In altri termini, un elevato debito pubblico costituisce un problema, dal momento che vìola il principio (etico) dell’equità intergenerazionale. Si tratta di una tesi che non regge, innanzitutto sul piano logico, per due ragioni. In primo luogo, non è chiaro chi, quando e perché accrescerà l’imposizione fiscale per ripianare il debito: trattandosi di una decisione puramente politica, non sussiste nessun nesso cogente fra aumento della spesa oggi e futura tassazione. In secondo luogo, si può argomentare a contrario che un aumento della spesa pubblica oggi, in quanto accresce il reddito disponibile dell’attuale generazione, accresce – per effetto della trasmissione ereditaria – anche il reddito della generazione successiva. Più in generale, non esiste, ad oggi, un criterio scientificamente fondato di sostenibilità del debito pubblico e – questione sulla quale occorrerebbe soffermarsi – dal momento che la riduzione del debito pubblico necessariamente implica manovre di “lacrime e sangue” normalmente a danno dei percettori di redditi bassi, non esiste un criterio di sostenibilità dell’ineguaglianza distributiva. Tema tanto più rilevante nel caso italiano, dove le diseguaglianze distributive sono le più alte fra i Paesi OCSE.

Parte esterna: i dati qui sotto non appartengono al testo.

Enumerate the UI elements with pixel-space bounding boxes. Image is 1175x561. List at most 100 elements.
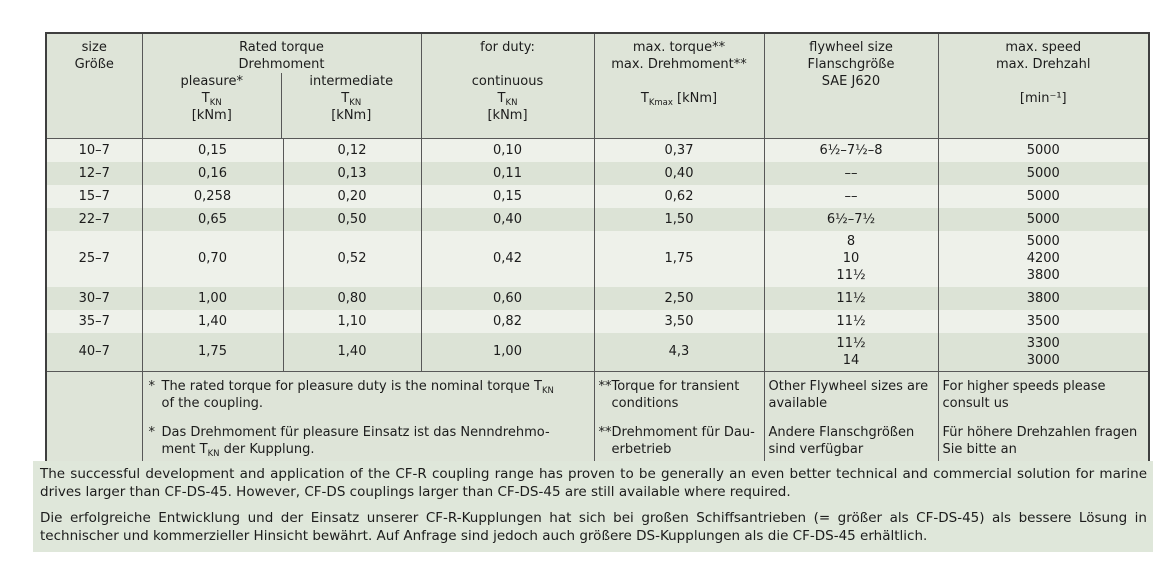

Va detto che, nonostante le rassicurazioni del prof. Monti, questa “riforma” è – come quelle già messe in atto nei primi giorni di lavoro del nuovo Governo (in primis la “riforma pensionistica”) – una riforma dettata dall’Unione europea e, più in particolare, dal capitale tedesco, i cui interessi la Cancelliera Merkel abilmente e strenuamente difende. La lettera della BCE inviata al Governo Berlusconi la scorsa estate è, da questo punto di vista, una bozza di programma di politica economica che il precedente Governo non ha messo in atto, e che questo Governo intende perseguire. Occorre allora chiedersi quali sono gli interessi dell’industria tedesca, partendo da un dato.

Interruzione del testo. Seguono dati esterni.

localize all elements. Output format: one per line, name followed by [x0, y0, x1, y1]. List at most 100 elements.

L’economia tedesca riesce a garantirsi tassi di crescita significativamente più alti rispetto alla media europea grazie al fatto che le sue imprese riescono a penetrare i mercati internazionali e, in tal senso, la crescita tedesca è trainata dalle esportazioni. Ciò è reso possibile non soltanto per il maggiore avanzamento tecnico della struttura produttiva di quelle imprese, ma anche in virtù di un decennio (almeno) di moderazione salariale e, dunque, di compressione dei costi di produzione e dei prezzi. La Germania vende circa il 50% dei suoi prodotti ai partner europei. Può farlo grazie all’esistenza di un mercato unico europeo, in assenza di misure protezionistiche. Non potrà farlo nel caso di deflagrazione dell’euro e del conseguente venir meno del mercato unico. La riduzione della spesa pubblica e/o l’aumento della pressione fiscale in Italia servono, in ultima analisi, a favorire e consolidare questi interessi, nell’ambito di un conflitto intercapitalistico intorno al quale si gioca il destino dell’Unione monetaria europea. Si tratta di questo. Come è noto, la struttura produttiva italiana è formata, in larga misura, da imprese di piccole dimensioni, con basso contenuto innovativo, poco presenti sui mercati internazionali, con forte dipendenza dal sistema bancario e, soprattutto, con forte dipendenza dal settore pubblico. In questo contesto, la riduzione della spesa pubblica riduce i profitti delle imprese italiane, sia perché viene meno l’erogazione di fondi pubblici a loro sostegno diretto (si pensi al sistema degli appalti e, cosa già realizzata, al divieto di aiuti di Stato alle imprese prossime al fallimento), sia perché si riducono i mercati di sbocco interni. La costituzionalizzazione del vincolo di bilancio, in questa prospettiva, costituisce il primo passo verso la desertificazione produttiva in Italia: desertificazione produttiva – incidentalmente – già realizzata nel Mezzogiorno.
La tenuta dell’euro ruota, in definitiva, intorno alla possibilità che il capitale tedesco riesca ad espandere il suo “spazio vitale”, se si vuole usare una triste metafora bellica, e dunque intorno alla capacità da parte dei c.d. Paesi periferici di contrapporsi a questa strategia. Non sembra che la linea di questo Governo si muova in questa direzione: del trinomio rigore – crescita – equità, al momento, si è visto solo il primo termine. Ovvero quello che va a maggior vantaggio dell’imprenditoria tedesca.
L’argomento secondo il quale la spesa pubblica è solo fonte di spreco e di corruzione risulta, a questo punto, meramente retorico.